OU is converting just 40.7 percent of its third down conversion attempts, ranking fifth in the conference. But the Sooners have improved in recent weeks, converting 14 of 28 attempts combined against Texas Tech and Kansas in back-to-back weeks. Like any big game, making key plays in key moments will decide the outcome.
“It’s critical that we stay ahead of the chains, not get in third and long,” quarterback Blake Bell said.
In its lone loss to Texas, on third down OU had to gain six or more yards on 50 of its 59 plays against the Longhorns. It averaged -0.31 yards per play on third down. Quite simply, the Sooners won’t win if they have another performance like they did against the Longhorns.
“Staying on the field obviously comes down to your first- and second-down plays,” guard Bronson Irwin said. “I think getting yards on those plays puts you at third-and-manageable, whereas if you’re at third-and-long your percentages for staying on the field are going to be a little lower. I think being effective and efficient on first and second downs is going to be a huge part of this game.”
The moral of the story? OU wants to make this game ugly because its not sure it can win pretty. It’s an approach that has been pushed upon them by the struggles of its passing game but one the Sooners have grown to embrace.

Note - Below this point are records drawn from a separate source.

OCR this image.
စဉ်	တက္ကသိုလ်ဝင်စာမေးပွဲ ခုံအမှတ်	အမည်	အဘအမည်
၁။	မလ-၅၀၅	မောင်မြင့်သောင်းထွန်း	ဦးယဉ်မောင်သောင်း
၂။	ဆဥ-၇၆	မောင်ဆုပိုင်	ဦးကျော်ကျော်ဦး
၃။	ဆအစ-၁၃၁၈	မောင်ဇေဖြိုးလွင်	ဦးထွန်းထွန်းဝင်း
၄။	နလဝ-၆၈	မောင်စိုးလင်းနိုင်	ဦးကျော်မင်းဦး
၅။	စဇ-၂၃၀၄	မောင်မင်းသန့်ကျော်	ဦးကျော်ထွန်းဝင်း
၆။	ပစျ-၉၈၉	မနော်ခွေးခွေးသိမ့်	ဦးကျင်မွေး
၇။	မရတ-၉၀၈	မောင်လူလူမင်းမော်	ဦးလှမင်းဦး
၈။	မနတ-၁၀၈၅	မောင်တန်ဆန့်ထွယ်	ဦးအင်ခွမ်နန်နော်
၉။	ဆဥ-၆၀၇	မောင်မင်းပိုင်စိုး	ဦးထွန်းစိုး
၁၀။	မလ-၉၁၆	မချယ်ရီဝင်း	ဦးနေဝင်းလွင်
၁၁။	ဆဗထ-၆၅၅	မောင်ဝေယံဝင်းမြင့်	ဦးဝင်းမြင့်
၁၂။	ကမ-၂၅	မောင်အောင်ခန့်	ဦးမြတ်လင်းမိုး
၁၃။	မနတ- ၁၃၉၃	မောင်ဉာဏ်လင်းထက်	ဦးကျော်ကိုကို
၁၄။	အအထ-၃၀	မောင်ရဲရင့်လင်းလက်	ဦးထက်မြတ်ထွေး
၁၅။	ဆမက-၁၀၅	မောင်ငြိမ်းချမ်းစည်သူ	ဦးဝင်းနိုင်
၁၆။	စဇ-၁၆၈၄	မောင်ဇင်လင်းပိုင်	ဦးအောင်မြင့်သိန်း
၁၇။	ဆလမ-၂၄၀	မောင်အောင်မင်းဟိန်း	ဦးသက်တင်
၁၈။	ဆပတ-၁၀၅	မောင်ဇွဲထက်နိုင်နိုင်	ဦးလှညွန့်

“That’s kind of the mentality we have,” Norvell said. “This team has become a blue collar team. We kind of felt that way in the spring, and we’ve got a fighter’s mentality. We’re going to pound on you for four quarters and then try to win it in the fourth. That’s the way we’ve got to be, and that’s okay. It doesn’t matter how pretty it is. If we end up on the right side of the ledger that’s really all that matters.”